Multiversal stories, told well, can reveal not only what might have been but what could still be. In “Everything Everywhere All at Once,” an exhausted Chinese laundromat owner named Evelyn, played with verve by Michelle Yeoh, discovers very suddenly that her reality is one of many. Her husband, Waymond, tells her to walk into a supply closet, then claps a Bluetooth headset onto her; he has come, we learn, from another time line. The headset lets Evelyn tap into the talents of her alternate selves—a spy, a martial artist, a chef. “Every tiny decision creates another branching universe,” Waymond-from-another-time-line later tells her.

On Evelyn’s too-real time line, her daughter, Joy, is rebellious, sullen, and—to the dismay of Evelyn’s father—gay. But somewhere else in the multiverse her daughter has become a villain determined to scramble all reality. “Nothing matters,” Joy’s alter ego says, echoing the Borgesian spy for whom choices lose their meaning. “Everything we do gets washed away in a sea of every other possibility.” The symbol of Joy’s nihilism is an everything bagel, shaped like a zero, or like the iris of an eye.
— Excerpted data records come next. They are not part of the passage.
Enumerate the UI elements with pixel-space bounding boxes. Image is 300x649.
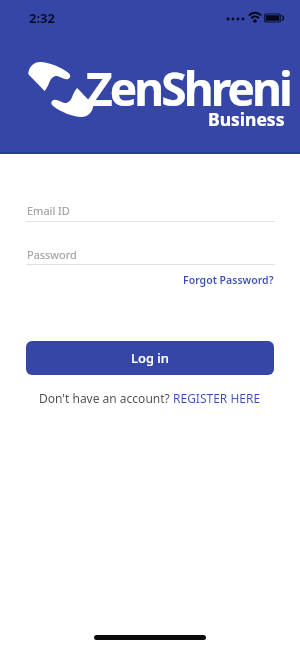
staticText: Email ID	[27, 203, 70, 218]
staticText: Password	[27, 247, 77, 262]
staticText: Log in	[131, 349, 169, 367]
staticText: ZenShreni	[86, 57, 290, 120]
button[interactable]: Forgot Password?	[183, 273, 274, 287]
staticText: Business	[208, 107, 285, 131]
button[interactable]: REGISTER HERE	[173, 390, 261, 406]
staticText: REGISTER HERE	[173, 390, 261, 406]
button[interactable]: Email ID	[26, 200, 275, 222]
button[interactable]: Log in	[26, 341, 274, 375]
staticText: Don't have an account?	[39, 390, 173, 406]
staticText: Forgot Password?	[183, 273, 274, 287]
staticText: 2:32	[29, 9, 55, 27]
button[interactable]: Password	[26, 244, 275, 265]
Evelyn starts out quietly despising—or, at best, reluctantly resigning herself to—the laundromat, the family, and the world she knows. But in order to save the multiverse she has to accept herself and her kid.

In a different world, “Everything Everywhere,” with its many moments of absurdist comedy, might feel like a parody of Marvel movies. Yet critics praised it, rightly, for originality. The director-writers Daniel Kwan and Daniel Scheinert fuse the psychology of multiversal fiction—its potential for despair over endless, meaningless choice, for example—with the open-ended, high-stakes storytelling of superhero tales. Marvel may own the idea of Tony Stark, or at least the right to make money from him, but the notion of the multiverse belongs to anyone who can use it to tell a good story.

Our fears about the future, and our hopes for the children who will inhabit it, may be a final reason that twenty-first-century audiences welcome tale after tale of multiple Earths, and why alternate time lines are flourishing in our time. In so many multiversal stories, from “Sidewise in Time” to “Everything Everywhere” and “Spider-Verse,” members of the rising generation take long and skeptical looks at their elders. They may wonder whether they will become their parents, or whether they can choose something else altogether: whether history must repeat, or whether it can be rewritten. We parents, meanwhile, learn from our children what is possible and what could have been. Children are bringers of change and agents of chaos; they can seem to come from another dimension. But their very presence can balance out our multiversal ennui. Shouldn’t we at least try to give them a better world than this one?